As he washed, he looked into the mirror at his broad chest, at the dark hair swirling around the ni**les and down the center line of his chest. He looked at the ornate cross he'd had tattooed on his chest one night in Panama when he'd been drunk. What a fool I was in those days! he thought. Well, maybe that cross had saved his life.
He brushed his teeth carefully and used dental-floss. He tried to take good care of his teeth because he was his own dentist now. Some things could go to pot, but not his health, he thought. Then why don't you stop pouring alcohol into yourself? he thought. Why don't you shut the hell up? he thought.
Now be went through the house, turning out lights. For a few minutes he looked at the mural and tried to believe it was really the ocean. But how could he believe it with all the bumpings and the scrapings, the howlings and snarlings and cries in the night?
He turned off the living-room lamp and went into the bedroom.
He made a sound of disgust when he saw that sawdust covered the bed. He brushed it off with snapping hand strokes, thinking that he'd better build a partition between the shop and the sleeping portion of the room. Better do this and better do that, he thought morosely. There were so many damned things to do, he'd never get to the real problem.
He jammed in his earplugs and a great silence engulfed him. He turned off the light and crawled in between the sheets. He looked at the radium-faced clock and saw that it was only a few minutes past ten. Just as well, he thought. This way I'll get an early start.

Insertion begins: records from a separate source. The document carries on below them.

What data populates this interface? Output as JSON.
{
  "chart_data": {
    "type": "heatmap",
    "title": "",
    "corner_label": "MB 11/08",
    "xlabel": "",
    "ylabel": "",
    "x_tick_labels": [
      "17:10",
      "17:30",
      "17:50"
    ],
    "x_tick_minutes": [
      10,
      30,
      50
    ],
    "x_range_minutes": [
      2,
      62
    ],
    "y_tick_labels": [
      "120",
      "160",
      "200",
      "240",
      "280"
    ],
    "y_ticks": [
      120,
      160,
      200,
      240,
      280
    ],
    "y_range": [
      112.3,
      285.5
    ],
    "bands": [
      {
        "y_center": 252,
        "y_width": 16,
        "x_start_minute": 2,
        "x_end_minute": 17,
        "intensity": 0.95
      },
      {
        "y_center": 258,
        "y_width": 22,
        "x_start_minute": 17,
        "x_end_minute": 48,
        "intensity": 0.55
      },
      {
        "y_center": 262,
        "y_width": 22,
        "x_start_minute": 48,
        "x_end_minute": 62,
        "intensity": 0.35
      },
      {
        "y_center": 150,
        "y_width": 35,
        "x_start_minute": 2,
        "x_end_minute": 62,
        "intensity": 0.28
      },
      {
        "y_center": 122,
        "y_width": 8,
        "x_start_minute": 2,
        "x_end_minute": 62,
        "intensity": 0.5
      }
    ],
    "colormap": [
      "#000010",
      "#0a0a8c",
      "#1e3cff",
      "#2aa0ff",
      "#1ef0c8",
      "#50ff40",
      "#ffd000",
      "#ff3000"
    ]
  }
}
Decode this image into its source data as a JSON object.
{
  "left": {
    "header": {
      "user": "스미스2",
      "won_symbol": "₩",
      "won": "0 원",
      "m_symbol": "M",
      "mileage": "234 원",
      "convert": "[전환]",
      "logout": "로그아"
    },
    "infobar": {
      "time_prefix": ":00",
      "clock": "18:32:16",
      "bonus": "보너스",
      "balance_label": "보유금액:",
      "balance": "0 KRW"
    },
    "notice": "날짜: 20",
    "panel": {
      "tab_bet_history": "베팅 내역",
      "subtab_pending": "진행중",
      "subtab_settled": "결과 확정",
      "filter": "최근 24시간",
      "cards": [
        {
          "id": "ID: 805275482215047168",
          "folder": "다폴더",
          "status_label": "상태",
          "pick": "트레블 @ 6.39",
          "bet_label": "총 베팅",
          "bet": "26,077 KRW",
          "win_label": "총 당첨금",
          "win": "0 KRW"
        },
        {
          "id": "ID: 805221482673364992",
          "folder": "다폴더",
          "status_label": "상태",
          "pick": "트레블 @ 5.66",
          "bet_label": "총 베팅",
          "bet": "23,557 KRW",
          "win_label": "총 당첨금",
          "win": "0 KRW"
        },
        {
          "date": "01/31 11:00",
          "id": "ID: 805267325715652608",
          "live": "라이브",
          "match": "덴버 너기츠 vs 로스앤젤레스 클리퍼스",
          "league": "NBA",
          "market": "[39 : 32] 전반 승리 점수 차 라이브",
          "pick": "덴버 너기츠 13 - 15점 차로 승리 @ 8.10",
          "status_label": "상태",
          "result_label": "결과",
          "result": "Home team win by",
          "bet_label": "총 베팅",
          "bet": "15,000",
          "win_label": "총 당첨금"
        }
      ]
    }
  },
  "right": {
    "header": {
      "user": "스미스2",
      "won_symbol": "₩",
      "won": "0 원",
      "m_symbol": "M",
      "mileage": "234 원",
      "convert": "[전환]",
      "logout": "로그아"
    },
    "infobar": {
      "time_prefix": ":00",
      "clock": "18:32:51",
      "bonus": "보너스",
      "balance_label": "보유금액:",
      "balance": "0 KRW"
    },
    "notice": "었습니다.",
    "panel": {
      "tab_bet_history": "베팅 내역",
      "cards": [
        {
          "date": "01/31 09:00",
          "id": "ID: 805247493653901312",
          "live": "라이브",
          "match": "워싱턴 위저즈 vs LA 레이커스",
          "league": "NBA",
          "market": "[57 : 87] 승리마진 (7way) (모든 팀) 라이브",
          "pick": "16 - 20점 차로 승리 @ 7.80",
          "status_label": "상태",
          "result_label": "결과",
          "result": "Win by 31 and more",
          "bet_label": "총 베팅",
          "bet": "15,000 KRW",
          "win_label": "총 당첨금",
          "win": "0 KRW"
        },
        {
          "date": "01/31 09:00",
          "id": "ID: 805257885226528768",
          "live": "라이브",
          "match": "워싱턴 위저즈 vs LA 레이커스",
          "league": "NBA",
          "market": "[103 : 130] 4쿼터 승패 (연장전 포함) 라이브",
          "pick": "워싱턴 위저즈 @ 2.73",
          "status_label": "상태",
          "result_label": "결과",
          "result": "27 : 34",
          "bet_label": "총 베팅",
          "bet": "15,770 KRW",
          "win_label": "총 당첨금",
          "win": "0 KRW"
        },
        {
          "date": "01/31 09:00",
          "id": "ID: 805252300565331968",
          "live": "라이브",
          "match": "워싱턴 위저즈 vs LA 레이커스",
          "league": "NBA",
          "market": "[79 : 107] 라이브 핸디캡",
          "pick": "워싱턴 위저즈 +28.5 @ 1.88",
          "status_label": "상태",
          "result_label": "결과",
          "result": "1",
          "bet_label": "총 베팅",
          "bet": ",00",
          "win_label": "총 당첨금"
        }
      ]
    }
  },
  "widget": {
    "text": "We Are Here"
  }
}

He lay there on the bed and took deep breaths of the darkness, hoping for sleep. But the silence didn't really help. He could still see them out there, the white-faced men prowling around his house, looking ceaselessly for a way to get in at him. Some of them, probably, crouching on their haunches like dogs, eyes glittering at the house, teeth slowly grating together, back and forth, back and forth.
And the women...
Did he have to start thinking about them again? He tossed over on his stomach with a curse and pressed his face into the hot pillow. He lay there, breathing heavily, body writhing slightly on the sheet. Let the morning come. His mind spoke the words it spoke every night, Dear God, let the morning come.
He dreamed about Virginia and he cried out in his sleep and his fingers gripped the sheets like frenzied talons.
Chapter Two
THE ALARM WENT OFF at five-thirty and Robert Neville reached out a numbed arm in the morning gloom and pushed in the stop.
He reached for his cigarettes and lit one, then sat up. After a few moments he got up and walked into the dark living room and opened the peephole door.
Outside, on the lawn, the dark figures stood like silent soldiers on duty. As he watched, some of them started moving away, and he heard them muttering discontentedly among themselves. Another night was ended.